Previous studies have identified molecular profiles and risk factors that contribute to Alzheimer’s disease (AD) and AD-related dementias, including genetics, traumatic brain injury, cerebrovascular pathology, and neuroinflammation. These risk factors are modulated by a high-fat diet, sedentary lifestyle, and cumulative lifetime exposure to environmental toxicants (“exposome”), including heavy metals. This study focuses on exposure to lead (Pb), cadmium (Cd), and arsenic (As), listed by the World Health Organization among the “Top 10” chemical toxicants of public health concern.

The initial study utilized mice of both sexes to establish levels of metal/metalloid retention in the brain, blood, and kidneys after 30-day exposure to Pb (200 ppm), Cd (5 and 50 ppm), As (20 ppm), control (no added metal) in drinking water. No group differences were noted in daily weight or water intake. Brain, kidneys, and blood were collected, frozen using liquid nitrogen, and stored at -80C until tissue processing. Tissue concentrations of exogenously administered metal/metalloid toxicants (Pb, Cd, As) and endogenous biometals (Zn, Cu, Fe) were evaluated by inductively coupled plasma mass spectrometry (ICP-MS) solution analysis and LA-ICP-MS.
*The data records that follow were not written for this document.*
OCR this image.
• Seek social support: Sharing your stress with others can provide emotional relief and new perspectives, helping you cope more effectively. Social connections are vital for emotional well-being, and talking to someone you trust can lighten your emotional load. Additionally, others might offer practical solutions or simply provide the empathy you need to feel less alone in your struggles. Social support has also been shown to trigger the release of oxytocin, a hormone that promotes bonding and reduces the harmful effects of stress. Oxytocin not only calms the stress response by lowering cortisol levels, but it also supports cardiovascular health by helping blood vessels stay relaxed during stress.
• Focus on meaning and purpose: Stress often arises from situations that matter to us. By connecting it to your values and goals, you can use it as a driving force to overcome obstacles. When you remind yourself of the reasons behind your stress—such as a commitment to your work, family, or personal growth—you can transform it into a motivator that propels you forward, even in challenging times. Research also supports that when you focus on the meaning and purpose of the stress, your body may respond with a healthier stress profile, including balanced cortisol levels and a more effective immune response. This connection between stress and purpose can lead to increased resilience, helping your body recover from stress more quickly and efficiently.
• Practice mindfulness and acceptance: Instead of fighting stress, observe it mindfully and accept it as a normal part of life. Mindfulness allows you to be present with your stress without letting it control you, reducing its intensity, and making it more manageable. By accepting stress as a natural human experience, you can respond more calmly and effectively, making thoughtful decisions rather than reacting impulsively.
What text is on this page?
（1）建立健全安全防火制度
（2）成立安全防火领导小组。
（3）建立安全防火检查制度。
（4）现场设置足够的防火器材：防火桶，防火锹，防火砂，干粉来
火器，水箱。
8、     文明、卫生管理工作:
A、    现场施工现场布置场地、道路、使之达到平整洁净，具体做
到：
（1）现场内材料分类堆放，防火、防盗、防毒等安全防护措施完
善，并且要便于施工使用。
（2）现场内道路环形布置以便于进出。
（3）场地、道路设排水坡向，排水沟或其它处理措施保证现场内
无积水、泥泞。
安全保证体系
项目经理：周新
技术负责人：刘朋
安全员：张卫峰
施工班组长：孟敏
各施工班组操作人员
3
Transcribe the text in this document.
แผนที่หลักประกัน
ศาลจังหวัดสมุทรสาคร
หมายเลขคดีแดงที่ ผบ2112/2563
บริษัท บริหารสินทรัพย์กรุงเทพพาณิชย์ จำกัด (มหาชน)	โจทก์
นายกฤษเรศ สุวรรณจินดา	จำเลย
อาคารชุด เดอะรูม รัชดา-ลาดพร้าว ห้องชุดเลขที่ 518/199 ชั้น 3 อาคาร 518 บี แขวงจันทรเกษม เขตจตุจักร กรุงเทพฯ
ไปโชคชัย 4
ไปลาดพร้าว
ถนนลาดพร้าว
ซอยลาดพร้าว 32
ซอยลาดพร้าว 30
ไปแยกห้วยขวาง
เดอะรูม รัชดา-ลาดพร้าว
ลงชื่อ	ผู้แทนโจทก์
ICP-MS results showed robust Pb, Cd, and As uptake in mouse brain, kidneys, and blood after 30-day exposure to epidemiologically relevant levels of each metal/metalloid in drinking water. We also demonstrated a strong correlation between brain and blood levels of As, Cd, and Pb. LA-ICP-MS mapping showed that neurotoxicants have non-homogeneous element-specific accumulation in different brain regions and subregions, including the hippocampus and cortex. Additionally, we observed a significant increase in copper levels in the kidney of a mouse exposed to arsenic. This change in copper homeostasis in the kidney shows a possible interaction with arsenic exposure.